The omnibus bill would pay for dangerous research involving “pathogens of pandemic potential” in any “country of concern.”

The more than 4,000-page omnibus spending bill passed by the Senate on Thursday included a provision that some scientists and lawmakers say would have placed new barriers against dangerous virus research that played a role in the origins of the COVID-19 pandemic. may have eaten.

As part of the $1.7 trillion legislation that would add to the $31 trillion national debt, lawmakers would freeze some National Institutes of Health grants for research experiments involving “pathogens of pandemic potential” conducted in foreign countries of “concern.” paid.

The language comes after several GOP senators called on the Biden administration to halt all federally funded functional research into what they say may be responsible for the SARS-CoV-2 virus that causes COVID-19. added.

“Not later than 60 days after the date of enactment of this Act, the Secretary of Health and Human Services shall not fund research conducted by a foreign entity at a facility located in a country of concern related to pandemic potential or biological pathogens. agents or toxins ,” reads page 3354 of the omnibus bill.


Members of the World Health Organization team tasked with investigating the origins of the coronavirus disease visited the Wuhan Institute of Virology in Wuhan, China.
(REUTERS/Thomas Peter)

Sen. Roger Marshall, R-Kan. One of the Senate Republicans responsible for greater oversight of enhancement research called the measure a good “first step.”

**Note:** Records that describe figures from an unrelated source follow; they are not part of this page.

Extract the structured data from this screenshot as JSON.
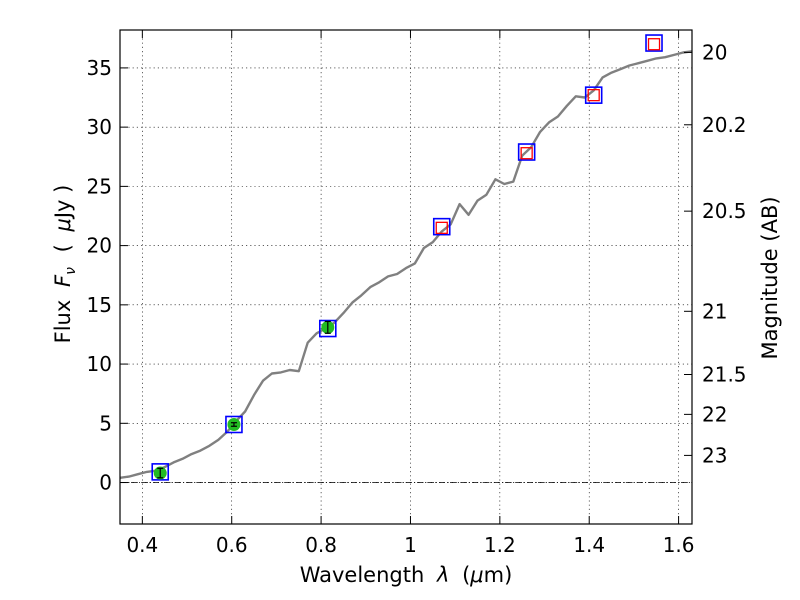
{
  "chart_data": {
    "type": "line",
    "xlabel_text": "Wavelength",
    "xlabel_symbol": "λ",
    "xlabel_unit_open": "(",
    "xlabel_unit_mu": "μ",
    "xlabel_unit_rest": "m)",
    "ylabel_text": "Flux",
    "ylabel_symbol": "F",
    "ylabel_symbol_sub": "ν",
    "ylabel_unit_open": "(",
    "ylabel_unit_mu": "μ",
    "ylabel_unit_rest": "Jy )",
    "y2label": "Magnitude (AB)",
    "xlim": [
      0.35,
      1.63
    ],
    "ylim": [
      -3.5,
      38.2
    ],
    "grid": true,
    "x_ticks": [
      0.4,
      0.6,
      0.8,
      1.0,
      1.2,
      1.4,
      1.6
    ],
    "x_tick_labels": [
      "0.4",
      "0.6",
      "0.8",
      "1",
      "1.2",
      "1.4",
      "1.6"
    ],
    "y_ticks": [
      0,
      5,
      10,
      15,
      20,
      25,
      30,
      35
    ],
    "y_tick_labels": [
      "0",
      "5",
      "10",
      "15",
      "20",
      "25",
      "30",
      "35"
    ],
    "y2_ticks": [
      20,
      20.2,
      20.5,
      21,
      21.5,
      22,
      23
    ],
    "y2_tick_labels": [
      "20",
      "20.2",
      "20.5",
      "21",
      "21.5",
      "22",
      "23"
    ],
    "zero_line": 0,
    "series": [
      {
        "kind": "spectrum",
        "color": "#808080",
        "x": [
          0.35,
          0.37,
          0.39,
          0.41,
          0.43,
          0.45,
          0.47,
          0.49,
          0.51,
          0.53,
          0.55,
          0.57,
          0.59,
          0.61,
          0.63,
          0.65,
          0.67,
          0.69,
          0.71,
          0.73,
          0.75,
          0.77,
          0.79,
          0.81,
          0.83,
          0.85,
          0.87,
          0.89,
          0.91,
          0.93,
          0.95,
          0.97,
          0.99,
          1.01,
          1.03,
          1.05,
          1.07,
          1.09,
          1.11,
          1.13,
          1.15,
          1.17,
          1.19,
          1.21,
          1.23,
          1.25,
          1.27,
          1.29,
          1.31,
          1.33,
          1.35,
          1.37,
          1.39,
          1.41,
          1.43,
          1.45,
          1.47,
          1.49,
          1.51,
          1.53,
          1.55,
          1.57,
          1.59,
          1.61,
          1.63
        ],
        "y": [
          0.4,
          0.5,
          0.7,
          0.9,
          1.0,
          1.3,
          1.7,
          2.0,
          2.4,
          2.7,
          3.1,
          3.6,
          4.3,
          5.2,
          6.0,
          7.4,
          8.6,
          9.2,
          9.3,
          9.5,
          9.4,
          11.8,
          12.6,
          13.0,
          13.5,
          14.3,
          15.2,
          15.8,
          16.5,
          16.9,
          17.4,
          17.6,
          18.1,
          18.5,
          19.8,
          20.3,
          21.2,
          21.8,
          23.5,
          22.6,
          23.8,
          24.3,
          25.6,
          25.2,
          25.4,
          27.6,
          28.3,
          29.6,
          30.4,
          30.9,
          31.8,
          32.6,
          32.5,
          33.1,
          34.2,
          34.6,
          34.9,
          35.2,
          35.4,
          35.6,
          35.8,
          35.9,
          36.1,
          36.3,
          36.4
        ]
      },
      {
        "kind": "model_points",
        "color": "#0000ff",
        "x": [
          0.44,
          0.605,
          0.815,
          1.07,
          1.26,
          1.41,
          1.545
        ],
        "y": [
          0.9,
          4.9,
          13.0,
          21.6,
          27.9,
          32.7,
          37.1
        ]
      },
      {
        "kind": "observed",
        "color": "#22bb22",
        "x": [
          0.44,
          0.605,
          0.815
        ],
        "y": [
          0.8,
          4.9,
          13.1
        ],
        "yerr": [
          0.4,
          0.15,
          0.5
        ]
      },
      {
        "kind": "upper_limits",
        "color": "#ff0000",
        "x": [
          1.07,
          1.26,
          1.41,
          1.545
        ],
        "y": [
          21.5,
          27.8,
          32.7,
          37.0
        ]
      }
    ]
  }
}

“I’m pleased that these new barriers will help prevent the funding of dangerous research in foreign countries that threatens American taxpayer dollars, this is just the first step, and we need to do more,” Marshall told Fox News.


“We must close policy loopholes by restricting all federal agency funding for hazardous research, including sub-awards, to any country that raises concerns and/or violates the Bioweapons Convention treaty.

“No US tax dollars should fund dangerous research in China. Period,” he said.

U.S. Sen. Roger Marshall, R-Kan., speaks during a news conference at the U.S. Capitol on Aug. 5, 2022, in Washington, DC.

U.S. Sen. Roger Marshall, R-Kan., speaks during a news conference at the U.S. Capitol on Aug. 5, 2022, in Washington, DC.
(Kevin Dietsch/Getty Images)

Gain-of-function research is a controversial area of ​​experimentation that involves engineering viruses and pathogens to be more transmissible or even more lethal to study how diseases develop and develop potential treatments or vaccines.

In 2014, the Obama administration suspended new funding for research on enhancement of function to “assess the potential risks and benefits.” However, it was reinstated by the National Institutes of Health (NIH) in 2017, and Marshall and other Republicans have argued that new barriers are needed for the research, which the Wuhan Institute of Virology in Wuhan, China, has been generating since then. Functional research experiments before the spread of COVID-19.


NIH function enhancement research is funded in a Chinese lab, according to government documents obtained by The Intercept. The story contradicted claims by Dr. Anthony Fauci, the outgoing head of the National Institute of Allergy and Infectious Diseases (NIAID), and Dr. Francis Collins, who headed the NIH at the start of the pandemic.

Medical experts say that this NIH-funded boost-of-function study in Wuhan, where the virus first appeared, may not have directly caused the spread of COVID-19, but with the lack of proper laboratory controls and dangerous research may have engaged.

In this May 3, 2020 file photo, the EcoHealth Alliance logo is shown on a smartphone.

In this May 3, 2020 file photo, the EcoHealth Alliance logo is shown on a smartphone.
(Igor Golovniov/SOPA Images/LightRocket)

The NIH acknowledged last year that EcoHealth Alliance, the organization that funded the Wuhan research, failed to immediately report an “unexpected finding” that its research in 2018 and 2019 had created a more infectious coronavirus in mice. The agency suspended grants to Wuhan in August after a two-year investigation. Fauci’s previous government-funded research in Wuhan included NIAID funding to study the bat coronavirus.

The White Coat Waste Project, a watchdog group that supports animal testing and taxpayer-funded research to boost function at the Wuhan lab, has challenged lawmakers to “overcharge dangerous viruses in animal labs of foreign adversaries.” praised for.

“The majority of Americans — Democrats, Republicans and independents — support these common-sense measures to combat wasteful government spending that hurts animals and taxpayers, and we applaud lawmakers for taking action,” said the Advocacy and Senior Vice President of Public Affairs Justin Goodman. policy, in the White Coat Waste Project.

The origin of COVID-19 is still unknown. Research by Republicans in both the House and Senate found that a lab leak was the most likely source. The World Health Organization, supported by many prominent scientific organizations, states that the most likely origin is a natural jump from animals to humans.

Fox News’ Patrick Hauf contributed to this report.